Our method will be to watch and talk about people’s habits of action and feeling. When these are good, we call them ‘virtues’, but the seven deadly sins are examples of the dark side of virtues, called ‘vices’. We have attended to these seven vices because they offer us a vehicle for examining our desires when they have gone haywire. In 1 John 2:15-17, the apostle John tells of a problem that we all carry behind our eyeballs (in what is elsewhere called ‘the heart’). He notices the way people become lost in ‘the desires of the flesh, the desires of the eyes’, and ‘pride in possessions’ ...
We hope then that our attention to the seven deadly sins will offer sober opportunity to assess this malfunction in our emotional world, because until our emotional world begins to be changed (with God’s help), we won’t be free to enjoy the goods that God dreams of for us ...
Attention to the seven deadly sins has been a teaching tool to enable people to begin to see what love doesn’t, and hence does, look like in several of the small moments of their lives. By arguing against various vices, we have commended other virtues.
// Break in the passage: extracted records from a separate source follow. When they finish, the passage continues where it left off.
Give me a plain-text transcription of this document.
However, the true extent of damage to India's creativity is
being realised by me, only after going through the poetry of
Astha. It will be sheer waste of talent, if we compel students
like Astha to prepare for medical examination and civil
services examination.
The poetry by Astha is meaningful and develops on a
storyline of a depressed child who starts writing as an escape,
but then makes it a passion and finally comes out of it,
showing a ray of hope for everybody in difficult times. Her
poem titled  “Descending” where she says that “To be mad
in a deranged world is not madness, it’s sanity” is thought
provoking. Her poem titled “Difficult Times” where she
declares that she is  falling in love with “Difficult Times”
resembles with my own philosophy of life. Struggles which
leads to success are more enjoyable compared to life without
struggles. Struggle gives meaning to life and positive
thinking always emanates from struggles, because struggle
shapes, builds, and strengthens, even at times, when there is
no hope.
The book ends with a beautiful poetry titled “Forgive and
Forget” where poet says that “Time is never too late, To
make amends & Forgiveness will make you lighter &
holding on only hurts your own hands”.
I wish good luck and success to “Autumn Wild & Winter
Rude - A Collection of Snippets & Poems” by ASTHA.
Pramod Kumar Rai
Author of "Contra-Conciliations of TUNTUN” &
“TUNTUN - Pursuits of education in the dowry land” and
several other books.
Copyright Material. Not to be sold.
But the language of virtue ethics, which is amply attested in the New Testament, is a help to us precisely because it offers brief descriptions of the way an agent and his or her affections intersects with the order of reality that surrounds her, voiced in a supple, varied and creative language. In the heated moment of decision, virtue language offers a statement of aim: I can quickly weigh up who I want to be in the moment ...
I haven't yet read the book in entirety, but I reckon it will be worth it!